Olive Oil Poached Fish Tacos
- 3 red snapper fillets
- 1 32oz. bottle Capatriti® 100% Pure Olive Oil
- 2 tbsp. Capatriti® Extra Virgin Olive Oil
- 1 red cabbage, thinly sliced
- ½ cup mayonnaise
- 2 tsp. ancho chili powder
- 1 mango, diced
- 8 tortillas
- 1 red onion, thinly sliced
- 1 cup apple cider vinegar
- 2 limes, quartered
- 1 bunch cilantro
In a small bowl, combine onion and apple cider vinegar. Set aside to pickle for 20 minutes.
Meanwhile, in a medium bowl, mix together red cabbage, mayonnaise, and chili powder. Add in mango and mix lightly.

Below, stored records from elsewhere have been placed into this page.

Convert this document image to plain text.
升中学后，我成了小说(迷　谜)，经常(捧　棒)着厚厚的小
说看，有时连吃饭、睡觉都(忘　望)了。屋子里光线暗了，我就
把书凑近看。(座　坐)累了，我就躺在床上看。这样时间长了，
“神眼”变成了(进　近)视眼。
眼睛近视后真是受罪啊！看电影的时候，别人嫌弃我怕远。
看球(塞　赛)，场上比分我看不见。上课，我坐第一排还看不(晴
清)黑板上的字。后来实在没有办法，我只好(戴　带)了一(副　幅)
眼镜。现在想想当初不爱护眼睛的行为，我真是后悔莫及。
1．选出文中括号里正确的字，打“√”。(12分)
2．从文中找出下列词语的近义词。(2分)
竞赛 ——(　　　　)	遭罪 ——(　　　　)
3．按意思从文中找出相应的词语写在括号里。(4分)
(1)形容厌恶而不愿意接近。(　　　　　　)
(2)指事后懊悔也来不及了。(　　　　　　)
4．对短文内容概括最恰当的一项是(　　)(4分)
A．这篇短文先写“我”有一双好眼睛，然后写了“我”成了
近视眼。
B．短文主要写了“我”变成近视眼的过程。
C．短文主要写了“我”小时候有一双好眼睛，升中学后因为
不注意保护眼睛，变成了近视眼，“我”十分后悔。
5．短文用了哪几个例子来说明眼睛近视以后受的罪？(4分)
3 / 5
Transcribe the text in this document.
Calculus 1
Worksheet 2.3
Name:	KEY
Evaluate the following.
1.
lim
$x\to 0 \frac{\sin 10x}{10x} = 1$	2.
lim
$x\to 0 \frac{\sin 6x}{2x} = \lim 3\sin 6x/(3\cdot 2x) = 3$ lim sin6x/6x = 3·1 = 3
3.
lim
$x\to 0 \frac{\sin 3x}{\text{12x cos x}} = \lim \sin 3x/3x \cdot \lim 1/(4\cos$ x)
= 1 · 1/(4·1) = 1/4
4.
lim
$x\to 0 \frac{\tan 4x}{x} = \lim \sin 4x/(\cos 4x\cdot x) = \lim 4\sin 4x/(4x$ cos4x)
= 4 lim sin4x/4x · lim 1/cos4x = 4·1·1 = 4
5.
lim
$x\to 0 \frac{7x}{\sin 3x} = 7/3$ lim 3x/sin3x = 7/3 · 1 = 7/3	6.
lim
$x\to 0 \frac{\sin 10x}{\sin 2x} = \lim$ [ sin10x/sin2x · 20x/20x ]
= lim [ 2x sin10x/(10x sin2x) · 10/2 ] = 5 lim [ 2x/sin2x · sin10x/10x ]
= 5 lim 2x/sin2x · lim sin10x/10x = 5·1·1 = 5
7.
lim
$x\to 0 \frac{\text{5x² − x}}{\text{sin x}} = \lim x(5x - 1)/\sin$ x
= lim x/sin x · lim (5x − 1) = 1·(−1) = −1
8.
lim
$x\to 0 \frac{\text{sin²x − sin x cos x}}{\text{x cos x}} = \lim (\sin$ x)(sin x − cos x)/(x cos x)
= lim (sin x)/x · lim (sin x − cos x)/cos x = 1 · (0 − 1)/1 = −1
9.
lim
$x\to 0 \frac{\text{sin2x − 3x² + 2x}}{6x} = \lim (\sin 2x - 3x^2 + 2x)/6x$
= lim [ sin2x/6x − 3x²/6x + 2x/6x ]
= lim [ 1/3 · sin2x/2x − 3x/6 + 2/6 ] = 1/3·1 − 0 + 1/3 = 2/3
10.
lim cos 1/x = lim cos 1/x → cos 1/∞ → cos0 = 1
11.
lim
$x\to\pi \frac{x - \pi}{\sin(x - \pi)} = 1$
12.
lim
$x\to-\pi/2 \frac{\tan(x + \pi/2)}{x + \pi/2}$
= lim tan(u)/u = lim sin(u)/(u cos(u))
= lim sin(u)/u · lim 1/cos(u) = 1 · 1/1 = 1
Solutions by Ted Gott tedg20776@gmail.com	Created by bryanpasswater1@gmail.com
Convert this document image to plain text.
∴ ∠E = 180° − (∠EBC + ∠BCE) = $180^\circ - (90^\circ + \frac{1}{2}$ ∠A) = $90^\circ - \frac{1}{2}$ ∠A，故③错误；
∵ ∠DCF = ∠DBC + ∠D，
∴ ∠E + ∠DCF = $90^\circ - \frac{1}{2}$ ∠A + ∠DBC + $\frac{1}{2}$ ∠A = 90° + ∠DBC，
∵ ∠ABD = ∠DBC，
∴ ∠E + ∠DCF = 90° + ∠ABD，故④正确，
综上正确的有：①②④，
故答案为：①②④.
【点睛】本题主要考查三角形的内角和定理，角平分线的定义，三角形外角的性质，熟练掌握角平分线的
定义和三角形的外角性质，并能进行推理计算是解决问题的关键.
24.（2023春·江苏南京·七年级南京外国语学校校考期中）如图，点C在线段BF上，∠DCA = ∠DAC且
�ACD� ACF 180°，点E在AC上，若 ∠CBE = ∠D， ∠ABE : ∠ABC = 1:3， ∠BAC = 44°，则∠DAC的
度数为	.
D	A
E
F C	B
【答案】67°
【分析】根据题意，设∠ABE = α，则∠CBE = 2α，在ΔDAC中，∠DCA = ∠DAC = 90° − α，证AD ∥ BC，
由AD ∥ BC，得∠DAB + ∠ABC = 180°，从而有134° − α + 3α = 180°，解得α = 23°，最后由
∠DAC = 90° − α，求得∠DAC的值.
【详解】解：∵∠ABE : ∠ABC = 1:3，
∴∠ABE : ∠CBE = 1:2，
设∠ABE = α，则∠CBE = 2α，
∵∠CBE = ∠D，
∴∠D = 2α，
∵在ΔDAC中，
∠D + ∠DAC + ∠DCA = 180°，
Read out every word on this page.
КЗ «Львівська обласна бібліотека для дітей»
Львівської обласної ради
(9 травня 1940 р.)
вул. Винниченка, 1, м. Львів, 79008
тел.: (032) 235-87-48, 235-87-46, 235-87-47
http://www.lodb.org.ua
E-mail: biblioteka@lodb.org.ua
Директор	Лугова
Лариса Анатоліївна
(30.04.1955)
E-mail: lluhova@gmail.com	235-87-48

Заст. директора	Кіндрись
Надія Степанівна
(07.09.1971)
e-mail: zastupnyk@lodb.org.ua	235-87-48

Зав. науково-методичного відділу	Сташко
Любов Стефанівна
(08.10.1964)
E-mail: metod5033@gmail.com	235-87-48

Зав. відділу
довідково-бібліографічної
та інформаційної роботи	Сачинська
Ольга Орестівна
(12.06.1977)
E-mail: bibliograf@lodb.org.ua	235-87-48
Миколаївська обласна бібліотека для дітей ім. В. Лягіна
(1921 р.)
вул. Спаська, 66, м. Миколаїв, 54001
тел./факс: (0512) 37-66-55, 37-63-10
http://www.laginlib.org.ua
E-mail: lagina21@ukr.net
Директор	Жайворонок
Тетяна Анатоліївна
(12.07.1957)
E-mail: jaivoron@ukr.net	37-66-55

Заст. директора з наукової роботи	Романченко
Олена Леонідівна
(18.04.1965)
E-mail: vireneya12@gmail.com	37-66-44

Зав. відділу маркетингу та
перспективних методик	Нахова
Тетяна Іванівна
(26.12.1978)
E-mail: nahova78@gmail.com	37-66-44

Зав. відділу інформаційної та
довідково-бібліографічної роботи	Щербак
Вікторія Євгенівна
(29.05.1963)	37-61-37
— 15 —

Season fillets with salt and pepper. Pour all 32oz. of the Capatriti® 100% Pure Olive Oil bottle into a large frying pan and heat on low*. Gently lower in seasoned fillets. Cook for approximately 3 – 5 minutes. Place fillets in medium sized bowl and shred. (Fish will practically fall apart on its own.)
On a warmed tortilla, layer the shredded fish and squeeze lime wedge over it. Top with slaw, pickled onions, and cilantro. Share.
*We used the whole bottle, but the amount of oil you need will vary depending on the size of your pan.